Part of the reasoning for it is simply to slow the damage, rather than stop it entirely. The slow repair speed makes it weak in comparison to the other tools for mass repair, but strong in trying to keep a component from falling under light to medium fire. It isn't supposed to fully take the job of any of the other tools, and is instead supposed to supplement them.

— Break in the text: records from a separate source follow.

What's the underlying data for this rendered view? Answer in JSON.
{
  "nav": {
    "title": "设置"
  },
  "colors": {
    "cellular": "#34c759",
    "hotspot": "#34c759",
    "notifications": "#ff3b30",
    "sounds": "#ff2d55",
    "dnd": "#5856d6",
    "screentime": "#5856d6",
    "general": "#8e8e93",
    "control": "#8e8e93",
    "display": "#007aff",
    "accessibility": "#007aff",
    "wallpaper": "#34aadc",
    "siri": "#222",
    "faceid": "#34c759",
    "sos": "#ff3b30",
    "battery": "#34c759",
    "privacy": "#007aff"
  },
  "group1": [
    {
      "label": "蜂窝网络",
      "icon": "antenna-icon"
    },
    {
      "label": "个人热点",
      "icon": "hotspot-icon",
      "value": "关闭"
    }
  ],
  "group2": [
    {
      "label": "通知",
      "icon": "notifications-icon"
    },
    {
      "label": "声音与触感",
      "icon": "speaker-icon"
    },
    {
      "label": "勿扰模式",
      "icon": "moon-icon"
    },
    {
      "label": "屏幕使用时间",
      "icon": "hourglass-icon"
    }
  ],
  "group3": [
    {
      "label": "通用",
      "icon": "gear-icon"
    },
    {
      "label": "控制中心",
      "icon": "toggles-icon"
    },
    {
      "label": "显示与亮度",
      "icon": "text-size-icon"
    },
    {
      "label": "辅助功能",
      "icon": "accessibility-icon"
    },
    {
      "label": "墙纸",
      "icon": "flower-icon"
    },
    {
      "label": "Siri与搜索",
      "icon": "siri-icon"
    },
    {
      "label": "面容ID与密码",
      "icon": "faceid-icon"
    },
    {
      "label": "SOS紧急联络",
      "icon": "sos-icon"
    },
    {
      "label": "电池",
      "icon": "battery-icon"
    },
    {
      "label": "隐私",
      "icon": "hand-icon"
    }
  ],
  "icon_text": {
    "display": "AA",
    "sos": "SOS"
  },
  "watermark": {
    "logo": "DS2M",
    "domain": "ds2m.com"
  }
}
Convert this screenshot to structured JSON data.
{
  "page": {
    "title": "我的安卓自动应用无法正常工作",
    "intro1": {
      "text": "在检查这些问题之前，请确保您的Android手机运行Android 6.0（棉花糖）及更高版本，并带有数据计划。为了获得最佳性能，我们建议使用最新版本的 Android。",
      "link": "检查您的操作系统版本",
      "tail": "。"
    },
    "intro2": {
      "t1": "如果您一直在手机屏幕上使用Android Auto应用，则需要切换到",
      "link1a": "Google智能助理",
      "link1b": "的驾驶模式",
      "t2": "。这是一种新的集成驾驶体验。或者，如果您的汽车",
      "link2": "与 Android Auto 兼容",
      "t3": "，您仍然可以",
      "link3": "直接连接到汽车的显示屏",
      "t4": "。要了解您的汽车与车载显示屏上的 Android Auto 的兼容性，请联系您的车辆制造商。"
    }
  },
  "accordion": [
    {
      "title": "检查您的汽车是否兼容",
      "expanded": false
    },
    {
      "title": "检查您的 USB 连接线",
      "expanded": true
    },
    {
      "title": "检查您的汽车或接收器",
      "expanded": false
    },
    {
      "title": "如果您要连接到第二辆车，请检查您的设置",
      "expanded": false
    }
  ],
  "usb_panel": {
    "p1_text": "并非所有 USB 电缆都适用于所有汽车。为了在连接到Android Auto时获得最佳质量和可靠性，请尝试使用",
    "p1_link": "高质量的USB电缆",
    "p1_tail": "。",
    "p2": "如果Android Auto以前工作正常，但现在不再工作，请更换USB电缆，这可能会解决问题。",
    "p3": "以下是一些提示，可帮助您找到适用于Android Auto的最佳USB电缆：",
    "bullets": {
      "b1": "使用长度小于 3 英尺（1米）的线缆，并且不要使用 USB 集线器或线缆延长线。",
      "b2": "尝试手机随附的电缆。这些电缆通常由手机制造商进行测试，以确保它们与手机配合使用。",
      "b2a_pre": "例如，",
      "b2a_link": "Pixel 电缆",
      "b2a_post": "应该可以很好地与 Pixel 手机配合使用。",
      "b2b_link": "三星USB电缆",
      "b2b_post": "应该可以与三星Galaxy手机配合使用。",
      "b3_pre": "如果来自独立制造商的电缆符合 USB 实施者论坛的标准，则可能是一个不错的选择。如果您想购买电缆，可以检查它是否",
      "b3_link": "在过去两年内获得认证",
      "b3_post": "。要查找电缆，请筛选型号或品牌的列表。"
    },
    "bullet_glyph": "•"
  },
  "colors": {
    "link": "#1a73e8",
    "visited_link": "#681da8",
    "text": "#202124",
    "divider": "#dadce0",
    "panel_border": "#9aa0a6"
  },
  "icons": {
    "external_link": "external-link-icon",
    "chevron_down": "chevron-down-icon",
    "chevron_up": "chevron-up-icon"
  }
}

And to answer your last two questions, if a component is hit with any repair tools while it's being torched, it's put on the same cooldown just like normal. The idea of it is to slow the intake of damage until the regular tool can come and deal the larger repair, without putting it on any sort of cooldown. That way, in the event of catastrophic damage to another component, you could simply call to your team that, say, the hull needs a malleting, you can run off and start work on rebuilding an engine while your teammate mallets the hull. Or else the captain wrench's the hull on a Pyra.